Re: Story Structure of Systems LO2200

jack@his.com
Sun, 23 Jul 95 22:58:48

Replying to LO2190 --

Doug Seeley, discussing a post by Kent Meyers, opined:

"I also really like the notion of a story "re-creating" the experience as
being the original intention of language which has been lost because
phonetic-based languages, in contrast to iconographic ones, brings in a
level of indirection which, especially when intellectual abstraction is
also considered, makes the possibility of such re-creation remote."

Stories began, of course, long before writing, and they are the main means
used to transmit knowledge in cultures which still have no writing. So,
in the "telling" of stories, indirection is the product of something else
other than how it is written. For this reason, Korzybski's prescriptions
to label our discourse to keep the abstractions from becoming confused
with the experiences they are intended to describe doesn't work. It
applies to *writing* (indeed, printing) and not to speech at all.

Regarding the power of story, even when remote from the experience, there
is a wonderful tale - I think from Nachman of Bratslav, but in any case
retold in more than one collection of tales from the Chasidim, including
Buber's - which speaks to this. Roughly, from memory, it goes something
like this:

In a remote village, the Jewish community was so distressed by the
combination of bad crops, surly peasants and unreasonable demands from the
government that they begged the rabbi to use all his power to alleviate
their suffering. After much study and meditation, the rabbi went out into
the woods with his disciples, gathered an exact number of sticks of
precise length, found a particular spot in the woods, built a fire with
the sticks, and uttered a special prayer with magical meanings.
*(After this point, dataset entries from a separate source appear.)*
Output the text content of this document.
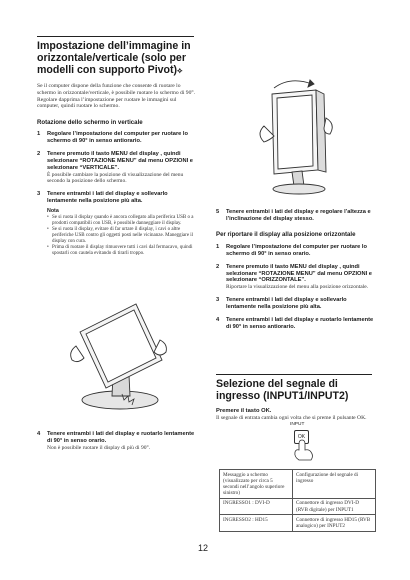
Impostazione dell’immagine in orizzontale/verticale (solo per modelli con supporto Pivot)⟡

Se il computer dispone della funzione che consente di ruotare lo schermo in orizzontale/verticale, è possibile ruotare lo schermo di 90°.

Regolare dapprima l’impostazione per ruotare le immagini sul computer, quindi ruotare lo schermo.

Rotazione dello schermo in verticale

1	Regolare l’impostazione del computer per ruotare lo schermo di 90° in senso antiorario.
2	Tenere premuto il tasto MENU del display , quindi selezionare “ROTAZIONE MENU” dal menu OPZIONI e selezionare “VERTICALE”.
È possibile cambiare la posizione di visualizzazione del menu secondo la posizione dello schermo.
3	Tenere entrambi i lati del display e sollevarlo lentamente nella posizione più alta.

Nota

• Se si ruota il display quando è ancora collegato alla periferica USB o a prodotti compatibili con USB, è possibile danneggiare il display.
• Se si ruota il display, evitare di far urtare il display, i cavi o altre periferiche USB contro gli oggetti posti nelle vicinanze. Maneggiare il display con cura.
• Prima di ruotare il display rimuovere tutti i cavi dal fermacavo, quindi spostarli con cautela evitando di tirarli troppo.
4	Tenere entrambi i lati del display e ruotarlo lentamente di 90° in senso orario.
Non è possibile ruotare il display di più di 90°.
5	Tenere entrambi i lati del display e regolare l’altezza e l’inclinazione del display stesso.

Per riportare il display alla posizione orizzontale

1	Regolare l’impostazione del computer per ruotare lo schermo di 90° in senso orario.
2	Tenere premuto il tasto MENU del display , quindi selezionare “ROTAZIONE MENU” dal menu OPZIONI e selezionare “ORIZZONTALE”.
Riportare la visualizzazione del menu alla posizione orizzontale.
3	Tenere entrambi i lati del display e sollevarlo lentamente nella posizione più alta.
4	Tenere entrambi i lati del display e ruotarlo lentamente di 90° in senso antiorario.

Selezione del segnale di ingresso (INPUT1/INPUT2)

Premere il tasto OK.

Il segnale di entrata cambia ogni volta che si preme il pulsante OK.

INPUT
OK
Messaggio a schermo (visualizzato per circa 5 secondi nell’angolo superiore sinistro)	Configurazione del segnale di ingresso
INGRESSO1 : DVI-D	Connettore di ingresso DVI-D (RVB digitale) per INPUT1
INGRESSO2 : HD15	Connettore di ingresso HD15 (RVB analogico) per INPUT2
12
When they returned, the weather had abated and the other conditions all
improved. But, as is the lot of this people, over the years that followed
conditions degenerated again until finally, a generation later, the same
complaints of oppression came before the new rabbi. The rabbi gathered
his disciples and the elders of the community, and they studied and prayed
together. Finally, the rabbi went out into the woods and searched
carefully until he found the spot for the fire. He then said, "We don't
remember how many sticks and of what length, but we remember the spot and
we remember the fire and we remember the special prayer, and that will
suffice." And when they returned to the village, it was as he said, and
for another generation the villagers suffered decline until they could
stand it no longer. The new rabbi went out into the woods and declared:
"We have forgotten how many sticks and we have forgotten the place in the
woods, but we remeber the fire and the special prayer, and that will
suffice." And it did. And in the next generation, all that was
remembered was the prayer, but that was enough. And finally there came a
time when the rabbi, after much study and prayer went out into the woods
and said: "We have forgotten about the sticks, and we have forgotten the
place in the woods. We have lost the special prayer, but we remember the
story, and that will be enough. And it was.

--
Jack Hirschfeld                   Don't you know, you fool, you never can win?